先ほど書いたように、この小説の主人公は大人になることに対して当初ネガティブな感情を抱いており、ラストでもその感情が消え去ったとは明言されていない。生徒も大人になることについて複雑な感情を抱いているだろうから、一概に明るい宣言を良しとするのではなく、様々な感情の表出を許容し、共有する機会になればと思う。


発展:他教科の授業と繋げてみる

例えば、美術の授業で実際に自分の手を描く活動をしてみてはどうだろう。一つは写実的に鉛筆でデッサンし、もう一つは好きな画材で『一番自分らしい』と思う手(あるいは『自分がそうなりたいと思う未来の自分』の手)を自由に描く。写実とデフォルメそれぞれの利点を発見できると面白いだろう。自画像を描く題材もよく授業で扱われるので、その前段階の活動にもなるかもしれない。

また、十八歳成人に関しては、公民や現代社会の授業で取り上げられることだろう。投票や契約など、制度的な面での「大人になること」についても学ばなければいけない。


おわりに

ひととおり妄想してみた。活動としてはオーソドックスでいささか単調な授業のようだが、なんとなく読解の骨子は捉えていると思うので私としてはひとまず満足だ。

また、この記事を書きながら、高校のときに体験した印象深い国語の授業を思い出していた。古典の授業で、漢文「邯鄲の夢」とそれを基にした芥川の「黄塵夢」を読み比べ、それらの違いを踏まえて自分の思う『人生之適(人生のたのしみ)』について意見交換する、という活動内容だった。自分の思想や将来について文学作品を通して考え、それを友人と共有することは、忘れられないほど楽しかった。私はそういう感動の経験を糧にして生きているのだ、だからこんな記事を書こうだなんて思うのだ、と一人で納得した。
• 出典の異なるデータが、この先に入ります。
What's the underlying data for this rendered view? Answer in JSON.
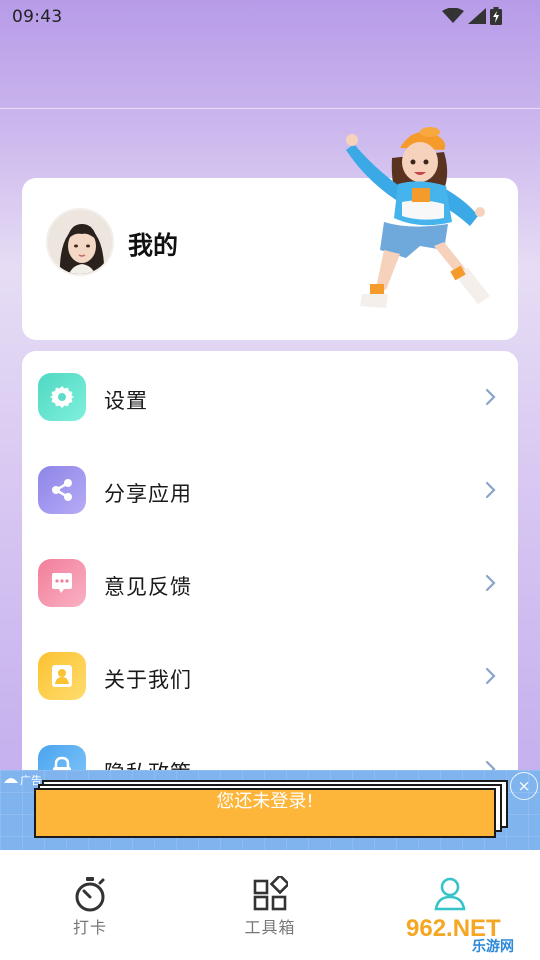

それと、私はもう一つ、「もし自分が国語や倫理の資料集のように略歴で紹介される人物になったとしたら、どんなことを書かれるのだろう」なんてことを時折妄想していたりする。年表は何年までで、どんな出来事が書かれるのだろう。何か作品は紹介されるだろうか。写真は使われたりするだろうか。自分の残した功績を他人が取捨選択したとき、そこには私の歴史的・社会的な価値づけが反映される。そしてその略歴を見て誰かが生前の私に思いを馳せるようなことがあるかもしれないのだから、ロマンを感じるではないか。

まぁそんなことも反実仮想、夢のまた夢。私のような人間にとって、「自分の作品や自分自身が他人によってどう分析されるか」という視点での自己分析は、片手間に楽しくやるだけの面白い遊びなのだ。